We do have far better bots now than we did then, and according to Stick’s site it is better (.0108) to split the back checkers than bring one down.  Of course, at gammon-go and certain scores, it may well be better to bring more checkers into the “attack” mode.


But Kit said that, except for special score situations, he has a basic theme that helps him make the right play.  If he has to hit the blot with the 1, that means he has stripped his 8 point.  And since the 8 point is now down to 2 checkers, and further hitting or pointing from that point would mean vacating that valuable point or leaving a blot there, it is better to bring another checker down from the 13 point to strengthen the outfield.  If the hit is with the 6, however, the 8 point remains strong and it is better to split the checkers on the 24 point to get more flexibility there.

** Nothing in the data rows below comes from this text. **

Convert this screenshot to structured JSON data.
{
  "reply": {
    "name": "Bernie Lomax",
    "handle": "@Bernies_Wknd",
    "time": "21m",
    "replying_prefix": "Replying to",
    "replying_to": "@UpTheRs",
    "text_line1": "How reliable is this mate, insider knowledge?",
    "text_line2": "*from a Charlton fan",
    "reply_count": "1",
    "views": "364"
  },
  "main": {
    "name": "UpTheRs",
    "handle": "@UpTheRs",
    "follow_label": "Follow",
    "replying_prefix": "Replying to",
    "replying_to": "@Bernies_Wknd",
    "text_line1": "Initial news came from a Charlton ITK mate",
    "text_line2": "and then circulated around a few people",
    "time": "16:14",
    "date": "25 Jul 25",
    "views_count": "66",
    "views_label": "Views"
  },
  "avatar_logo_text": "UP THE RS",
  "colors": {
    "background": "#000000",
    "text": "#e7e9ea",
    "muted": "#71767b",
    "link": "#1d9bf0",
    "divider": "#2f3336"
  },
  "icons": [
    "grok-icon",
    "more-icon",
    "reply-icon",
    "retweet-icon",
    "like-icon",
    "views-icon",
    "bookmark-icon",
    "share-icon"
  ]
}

So with Kit’s approach, we not only know “what” the right play is, we know “why” it is right, and that same “why” may well apply to 3rd roll, 4th roll, and many later rolls.  And with Kit’s approach you don’t just study a bunch of numbers and blindly imitate the bots, you do what you think is right for logical reasons.  Again, there will be scores and situations where Kit’s approach may be off, but it will be right most of the time and when it is off, it will be by a very small margin.


In addition to finding both of these concepts extremely helpful and interesting, I continue to be amazed that after 50 years of playing backgammon and 20 years of teaching,  and after reading virtually every modern book and many, many articles, I am still learning new concepts and approaches all the time.   


A few years ago, a short walk in the park with Perry Gartner changed my entire approach to looking at the board.  A short conversation with David Rockwell gave me a new way to think about (and teach) early game strategy.  10 minutes with John O’Hagan convinced me to keep my day-job and not try to make a living playing backgammon (as I quickly realized I could never keep up with him).  Jake Jacobs and Joe Sylvester used to make me feel like that several times a week when they lived in Chicago.   Howard Ring taught me how to truly use and understand the bots.  Dean Meunch taught me how to really use the cube as a weapon.


Last summer, just 3 words from Matt Cohn-Geier improved my money play.  He told me that he noticed that I was dropping too many doubles that were takes.  I asked him the best way I could resolve this problem, and he said, “Take more cubes.”


I am fortunate to be able to rub shoulders with such talented people who are also so generous with their knowledge.